1 extra-large Russet potato
1 large broccoli crown
1/4 cup of unsalted butter (half stick) or ghee
1/4 cup (or more) of any “milk” (cow, goat, oat, coconut, almond, etc.)
1 teaspoon salt
Sometimes when I make “smashed” potatoes I leave the skin on, but for this recipe it tastes better if the potato is peeled. Cut the peeled potatoes in 1 1/2 inch cubes and cut up the broccoli into florets.
Get those potatoes into a pot of cool salted water. Make sure the water covers the potatoes by at least two to three inches because you’ll need room to add the broccoli. Once the water comes to a rolling boil, turn the heat down to keep it to a medium boil, and cook the potatoes for 12 minutes to give them a head start. Then add the broccoli and continue boiling the broccoli-potato mixture for another 10 minutes. When a for can easily pierce through the broccoli stem, it’s ready to mash.
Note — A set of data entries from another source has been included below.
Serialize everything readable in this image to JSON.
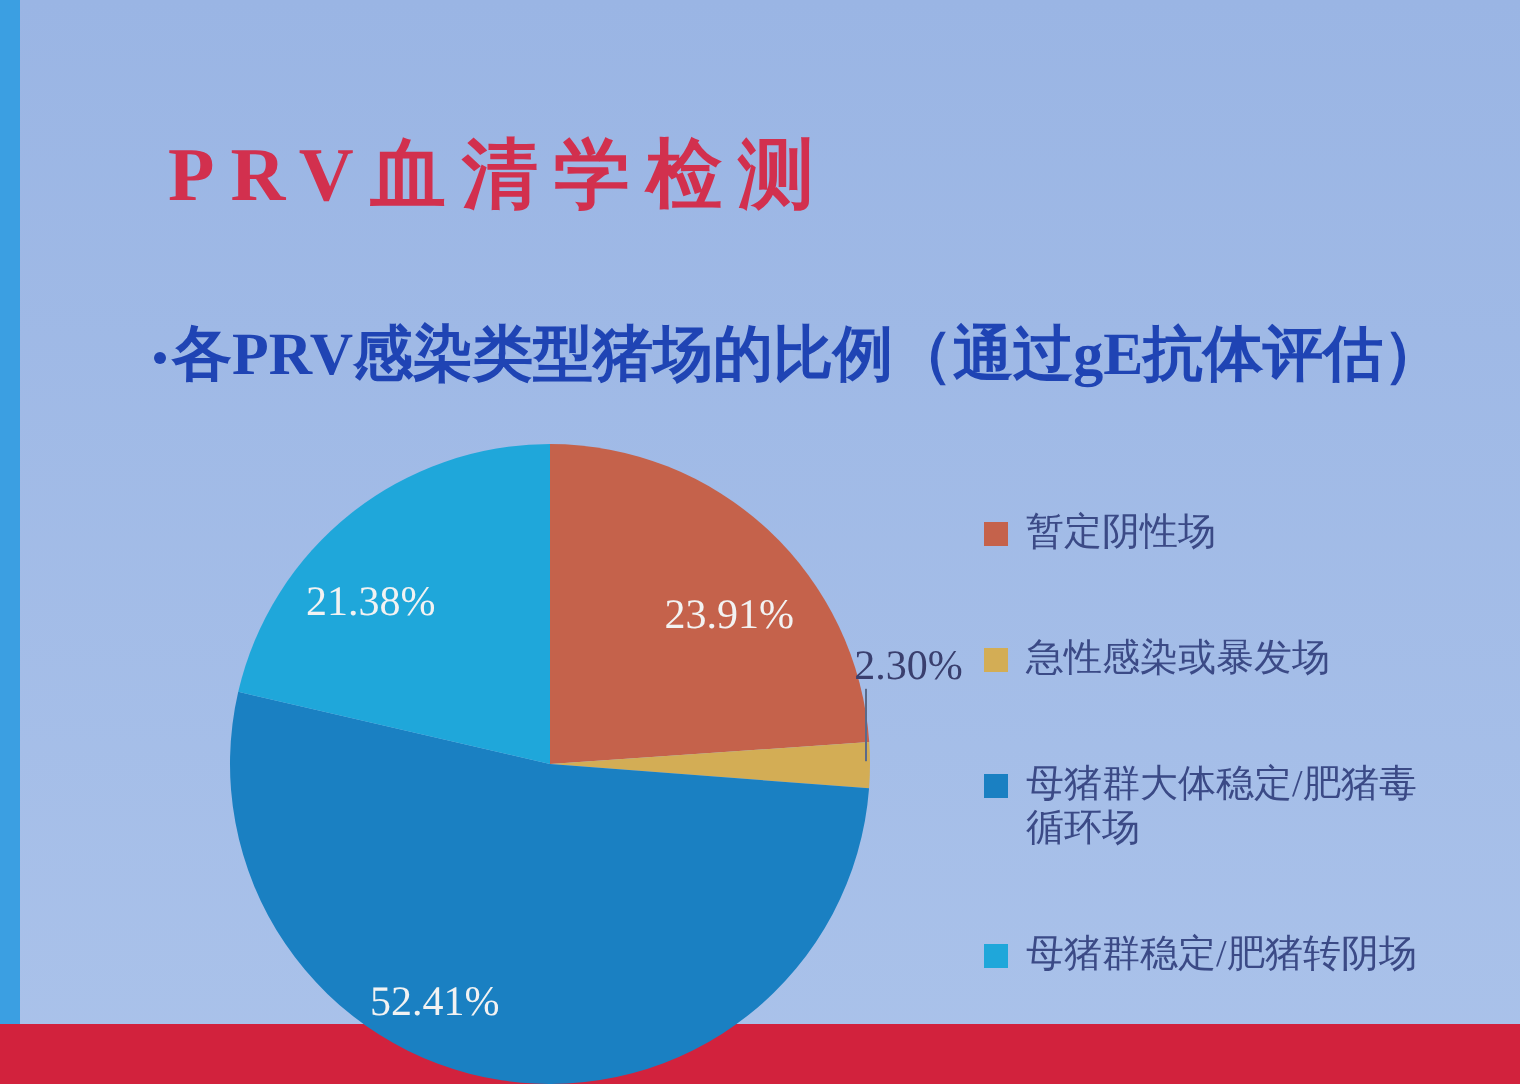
{
  "chart_data": {
    "type": "pie",
    "title": "PRV血清学检测",
    "subtitle": "各PRV感染类型猪场的比例（通过gE抗体评估）",
    "categories": [
      "暂定阴性场",
      "急性感染或暴发场",
      "母猪群大体稳定/肥猪毒循环场",
      "母猪群稳定/肥猪转阴场"
    ],
    "values": [
      23.91,
      2.3,
      52.41,
      21.38
    ],
    "colors": [
      "#c5624b",
      "#d3ad55",
      "#1a80c2",
      "#1fa7da"
    ],
    "value_labels": [
      "23.91%",
      "2.30%",
      "52.41%",
      "21.38%"
    ],
    "legend": "right"
  }
}
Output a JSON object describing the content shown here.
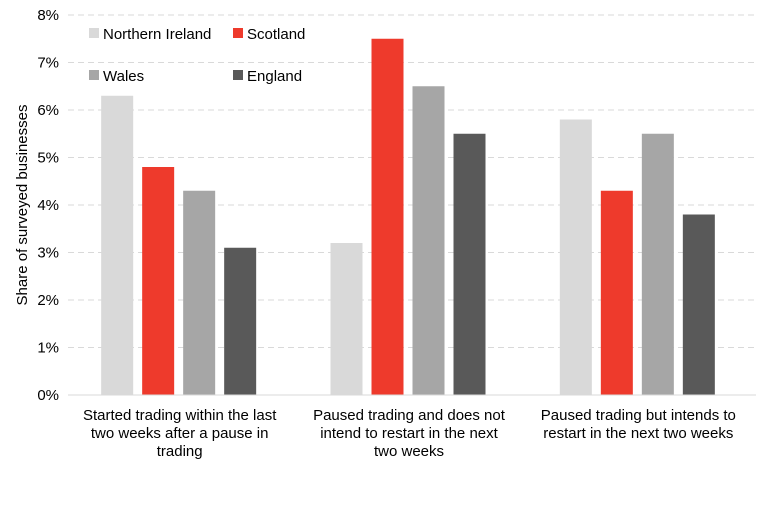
{
  "chart_data": {
    "type": "bar",
    "categories": [
      [
        "Started trading within the last",
        "two weeks after a pause in",
        "trading"
      ],
      [
        "Paused trading and does not",
        "intend to restart in the next",
        "two weeks"
      ],
      [
        "Paused trading but intends to",
        "restart in the next two weeks"
      ]
    ],
    "series": [
      {
        "name": "Northern Ireland",
        "color": "#d9d9d9",
        "values": [
          6.3,
          3.2,
          5.8
        ]
      },
      {
        "name": "Scotland",
        "color": "#ee3a2c",
        "values": [
          4.8,
          7.5,
          4.3
        ]
      },
      {
        "name": "Wales",
        "color": "#a6a6a6",
        "values": [
          4.3,
          6.5,
          5.5
        ]
      },
      {
        "name": "England",
        "color": "#595959",
        "values": [
          3.1,
          5.5,
          3.8
        ]
      }
    ],
    "ylabel": "Share of surveyed businesses",
    "ylim": [
      0,
      8
    ],
    "yticks": [
      "0%",
      "1%",
      "2%",
      "3%",
      "4%",
      "5%",
      "6%",
      "7%",
      "8%"
    ],
    "grid": true,
    "legend_position": "top-left"
  }
}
Drain the water and get mashing. Go ahead and take out any pent up aggression on the broccoli and potatoes. Add 1/4 cup of butter a 1/4 cup of milk to loosen the consistency and make it creamier. Start with 1/4 cup and add more to taste.
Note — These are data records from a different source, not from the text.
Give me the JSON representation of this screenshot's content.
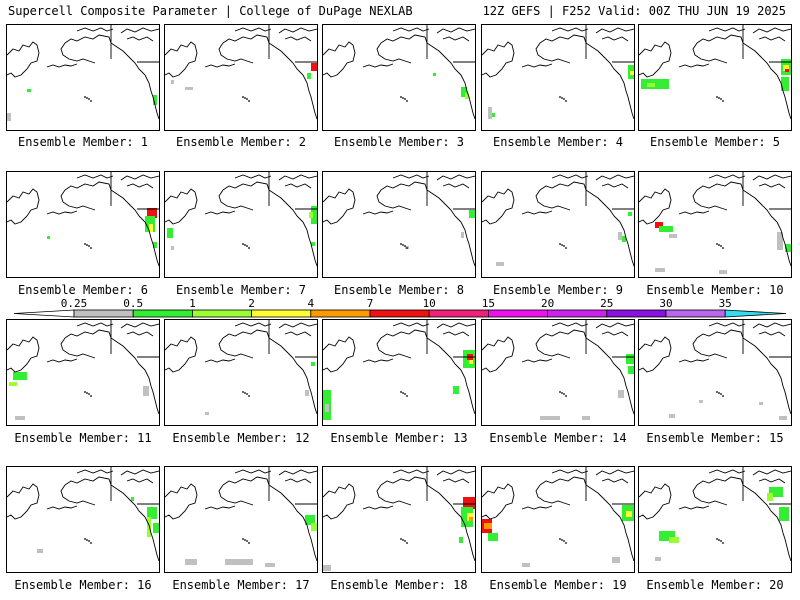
{
  "header": {
    "title": "Supercell Composite Parameter | College of DuPage NEXLAB",
    "valid": "12Z GEFS | F252 Valid: 00Z THU JUN 19 2025"
  },
  "member_prefix": "Ensemble Member: ",
  "members": [
    1,
    2,
    3,
    4,
    5,
    6,
    7,
    8,
    9,
    10,
    11,
    12,
    13,
    14,
    15,
    16,
    17,
    18,
    19,
    20
  ],
  "colorbar": {
    "levels": [
      "0.25",
      "0.5",
      "1",
      "2",
      "4",
      "7",
      "10",
      "15",
      "20",
      "25",
      "30",
      "35"
    ],
    "colors": [
      "#ffffff",
      "#c0c0c0",
      "#33ee33",
      "#99ff33",
      "#ffff33",
      "#ff9900",
      "#ee1111",
      "#ee2277",
      "#ee11ee",
      "#cc22ee",
      "#8811dd",
      "#bb66ee",
      "#33ddee"
    ]
  }
}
Add salt to taste. Place in a serving bowl with another big dollop of butter (or ghee) so people can see the buttery goodness. You can give it another quick stir before serving. Every time I make this side dish I think of Dr. Seuss and I want to serve it with “green eggs and ham.” It would also make a fun side dish for St. Patrick’s day! Right?
Broccoli-Potato Mash Up
- 1 extra large russet potato
- 1 large broccoli crown
- 1/4 cup butter (or ghee)
- 1/4 cup milk (any milk)
- 1 teaspoon salt
- 1 pinch pepper (optional)
- Peel and cut potatoes in 1 1/2 inch pieces and place in a pot of cool salted water. Water should cover the potatoes by two inches to have room for the broccoli. Place pot on medium-high heat.
- Meanwhile, cut broccoli into florets. Once the water comes to a boil reduce heat to maintain a medium-low boil and cook potatoes for 12 minutes.
- Add broccoli to the pot and continue to cook the potatoes and broccoli for another 10 minutes. When a fork can easily pierce the stem they are ready to mash.
- Drain the water and mash with butter, milk, and salt.